Pertanto, la tempistica di accensione della luce gialla non può essere usata come giustificazione da parte dell’automobilista che impugna la sanzione.

Ciò è quanto si evince da un recente sentenza della Corte di Cassazione.

Gli Ermellini, infatti, con la disposizione 567/19, hanno chiarito che il conducente è tenuto a rallentare e a predisporre il veicolo all’arresto e se dagli accertamenti tecnici risulta un regolare funzionamento del sistema di segnalazione luminosa, dedurre l’insufficiente durata del giallo non basta a escludere la sanzione amministrativa per violazione della segnaletica stradale.

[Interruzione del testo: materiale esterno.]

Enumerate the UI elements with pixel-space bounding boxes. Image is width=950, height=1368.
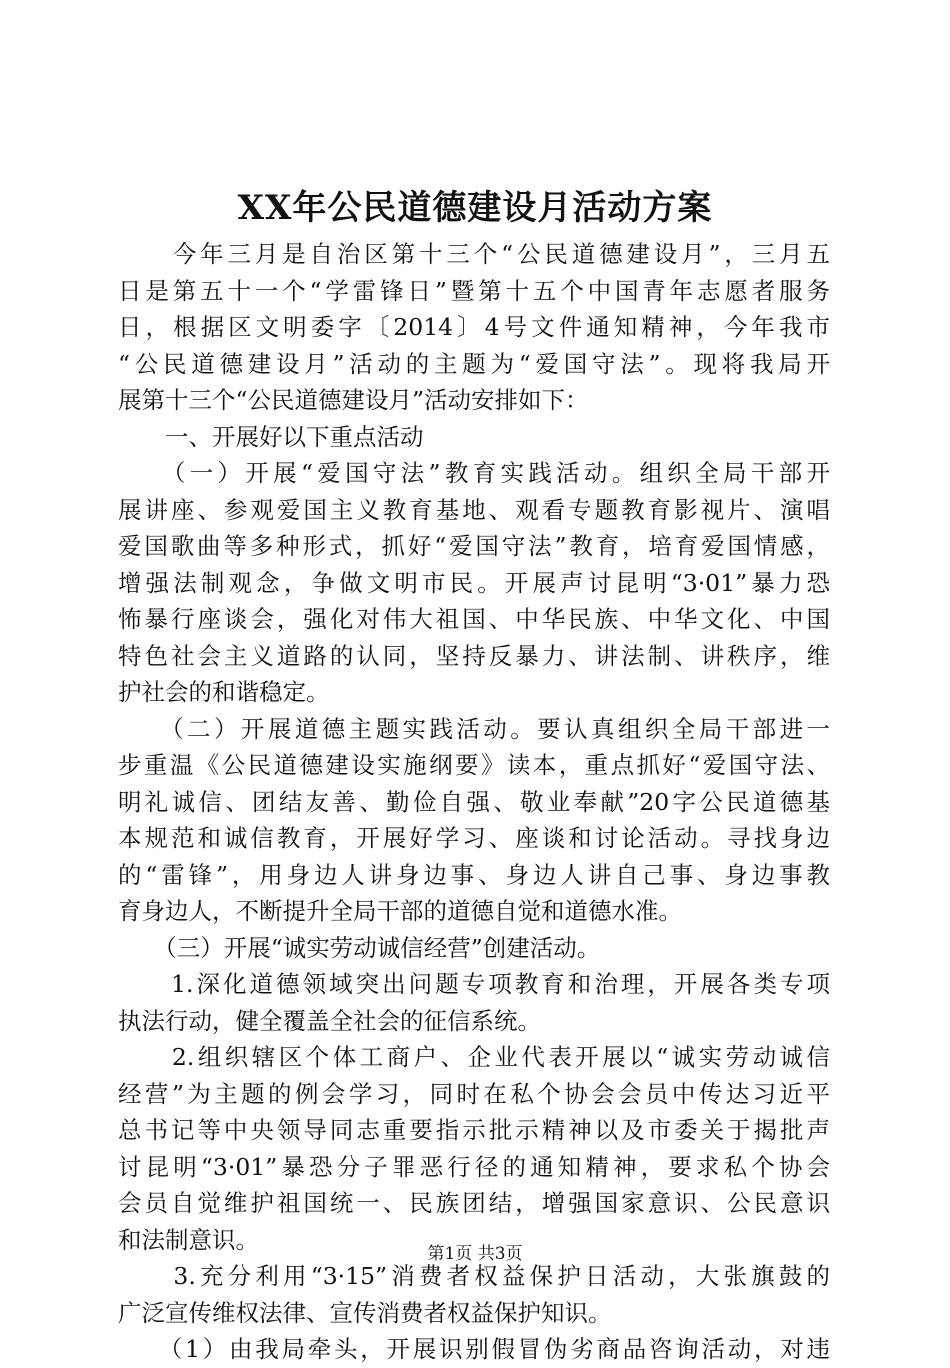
body-line: 本规范和诚信教育，开展好学习、座谈和讨论活动。寻找身边: [118, 824, 830, 852]
body-line: 爱国歌曲等多种形式，抓好“爱国守法”教育，培育爱国情感，: [118, 532, 830, 560]
document-title: XX年公民道德建设月活动方案: [237, 188, 713, 228]
body-line: 步重温《公民道德建设实施纲要》读本，重点抓好“爱国守法、: [118, 751, 830, 779]
body-line: 的“雷锋”，用身边人讲身边事、身边人讲自己事、身边事教: [118, 860, 830, 889]
body-line: 展讲座、参观爱国主义教育基地、观看专题教育影视片、演唱: [118, 495, 830, 524]
body-line: 增强法制观念，争做文明市民。开展声讨昆明“3·01”暴力恐: [118, 568, 830, 597]
body-line: 明礼诚信、团结友善、勤俭自强、敬业奉献”20字公民道德基: [118, 787, 830, 816]
body-line: 经营”为主题的例会学习，同时在私个协会会员中传达习近平: [118, 1079, 830, 1108]
body-line: 讨昆明“3·01”暴恐分子罪恶行径的通知精神，要求私个协会: [118, 1152, 830, 1181]
body-line: （二）开展道德主题实践活动。要认真组织全局干部进一: [118, 714, 830, 743]
body-line: （1）由我局牵头，开展识别假冒伪劣商品咨询活动，对违: [118, 1335, 830, 1363]
body-line: 日，根据区文明委字〔2014〕4号文件通知精神，今年我市: [118, 313, 830, 341]
body-line: 总书记等中央领导同志重要指示批示精神以及市委关于揭批声: [118, 1116, 830, 1144]
body-line: 怖暴行座谈会，强化对伟大祖国、中华民族、中华文化、中国: [118, 605, 830, 633]
body-line: 展第十三个“公民道德建设月”活动安排如下：: [118, 386, 589, 414]
body-line: 今年三月是自治区第十三个“公民道德建设月”，三月五: [118, 240, 830, 268]
body-line: （一）开展“爱国守法”教育实践活动。组织全局干部开: [118, 459, 830, 487]
body-line: 广泛宣传维权法律、宣传消费者权益保护知识。: [118, 1298, 612, 1327]
body-line: 2.组织辖区个体工商户、企业代表开展以“诚实劳动诚信: [118, 1043, 830, 1071]
body-line: “公民道德建设月”活动的主题为“爱国守法”。现将我局开: [118, 349, 830, 378]
body-line: 1.深化道德领域突出问题专项教育和治理，开展各类专项: [118, 970, 830, 998]
body-line: （三）开展“诚实劳动诚信经营”创建活动。: [118, 933, 601, 962]
body-line: 特色社会主义道路的认同，坚持反暴力、讲法制、讲秩序，维: [118, 641, 830, 670]
body-line: 会员自觉维护祖国统一、民族团结，增强国家意识、公民意识: [118, 1189, 830, 1217]
body-line: 3.充分利用“3·15”消费者权益保护日活动，大张旗鼓的: [118, 1262, 830, 1290]
document-body: [118, 236, 830, 1368]
body-line: 护社会的和谐稳定。: [118, 678, 330, 706]
body-line: 和法制意识。: [118, 1225, 259, 1254]
body-line: 日是第五十一个“学雷锋日”暨第十五个中国青年志愿者服务: [118, 276, 830, 305]
body-line: 一、开展好以下重点活动: [118, 422, 424, 451]
body-line: 执法行动，健全覆盖全社会的征信系统。: [118, 1006, 541, 1035]
page-footer: 第1页 共3页: [427, 1244, 523, 1264]
body-line: 育身边人，不断提升全局干部的道德自觉和道德水准。: [118, 897, 682, 925]
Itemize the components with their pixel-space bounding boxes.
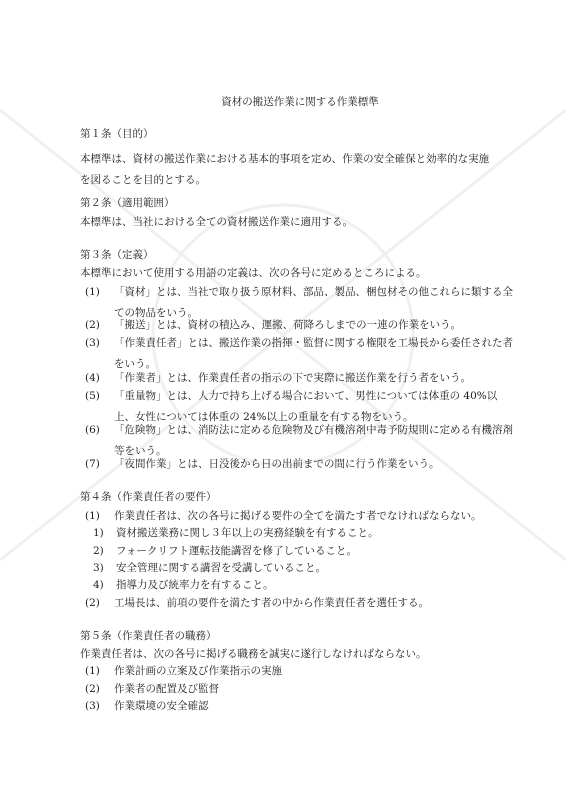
article2-heading: 第２条（適用範囲）	[80, 197, 175, 209]
article3-intro: 本標準において使用する用語の定義は、次の各号に定めるところによる。	[80, 267, 427, 279]
item-text: 「搬送」とは、資材の積込み、運搬、荷降ろしまでの一連の作業をいう。	[114, 319, 462, 331]
subitem-text: 資材搬送業務に関し３年以上の実務経験を有すること。	[116, 527, 379, 539]
article4-heading: 第４条（作業責任者の要件）	[80, 491, 217, 503]
item-text: 作業責任者は、次の各号に掲げる要件の全てを満たす者でなければならない。	[114, 510, 482, 522]
item-number: (2)	[85, 597, 100, 609]
article5-heading: 第５条（作業責任者の職務）	[80, 630, 217, 642]
item-text: 「資材」とは、当社で取り扱う原材料、部品、製品、梱包材その他これらに類する全ての物品をいう。	[114, 286, 513, 320]
subitem-text: 安全管理に関する講習を受講していること。	[116, 562, 326, 574]
subitem-number: 1)	[93, 527, 104, 539]
item-text: 「夜間作業」とは、日没後から日の出前までの間に行う作業をいう。	[114, 458, 440, 470]
item-text: 作業計画の立案及び作業指示の実施	[114, 665, 282, 677]
item-number: (2)	[85, 319, 100, 331]
subitem-text: フォークリフト運転技能講習を修了していること。	[116, 545, 357, 557]
item-number: (5)	[85, 390, 100, 402]
article1-heading: 第１条（目的）	[80, 128, 154, 140]
item-text: 「作業責任者」とは、搬送作業の指揮・監督に関する権限を工場長から委任された者をいう。	[114, 337, 513, 371]
item-text: 「危険物」とは、消防法に定める危険物及び有機溶剤中毒予防規則に定める有機溶剤等をいう。	[114, 424, 513, 458]
document-title: 資材の搬送作業に関する作業標準	[221, 96, 379, 108]
item-number: (1)	[85, 665, 100, 677]
item-number: (7)	[85, 458, 100, 470]
item-number: (1)	[85, 510, 100, 522]
item-text: 作業者の配置及び監督	[114, 683, 219, 695]
item-number: (6)	[85, 424, 100, 436]
article5-intro: 作業責任者は、次の各号に掲げる職務を誠実に遂行しなければならない。	[80, 648, 427, 660]
item-number: (2)	[85, 683, 100, 695]
article3-heading: 第３条（定義）	[80, 249, 154, 261]
article1-body: 本標準は、資材の搬送作業における基本的事項を定め、作業の安全確保と効率的な実施を図ることを目的とする。	[80, 153, 490, 186]
subitem-number: 3)	[93, 562, 104, 574]
subitem-number: 4)	[93, 579, 104, 591]
article2-body: 本標準は、当社における全ての資材搬送作業に適用する。	[80, 216, 353, 228]
subitem-text: 指導力及び統率力を有すること。	[116, 579, 274, 591]
item-text: 工場長は、前項の要件を満たす者の中から作業責任者を選任する。	[114, 597, 429, 609]
item-number: (3)	[85, 337, 100, 349]
subitem-number: 2)	[93, 545, 104, 557]
item-text: 「重量物」とは、人力で持ち上げる場合において、男性については体重の 40%以上、女性については体重の 24%以上の重量を有する物をいう。	[114, 390, 498, 424]
item-number: (1)	[85, 286, 100, 298]
item-text: 作業環境の安全確認	[114, 700, 209, 712]
item-text: 「作業者」とは、作業責任者の指示の下で実際に搬送作業を行う者をいう。	[114, 372, 471, 384]
item-number: (4)	[85, 372, 100, 384]
item-number: (3)	[85, 700, 100, 712]
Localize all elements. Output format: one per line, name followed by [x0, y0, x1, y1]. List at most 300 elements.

Per la cronaca, il caso sottoposto ai Supremi Giudici riguardava una contravvenzione elevata ad un’automobilista che aveva attraversato un incrocio con il rosso.

La guidatrice aveva sostenuto a sua discolpa che la durata del giallo del semaforo era stata troppo breve per permetterle di fermare il veicolo in sicurezza, alla linea di arresto e, quindi, evitarle di passare con il rosso.

Il ricorso, come si è potuto intuire, è stato rigettato.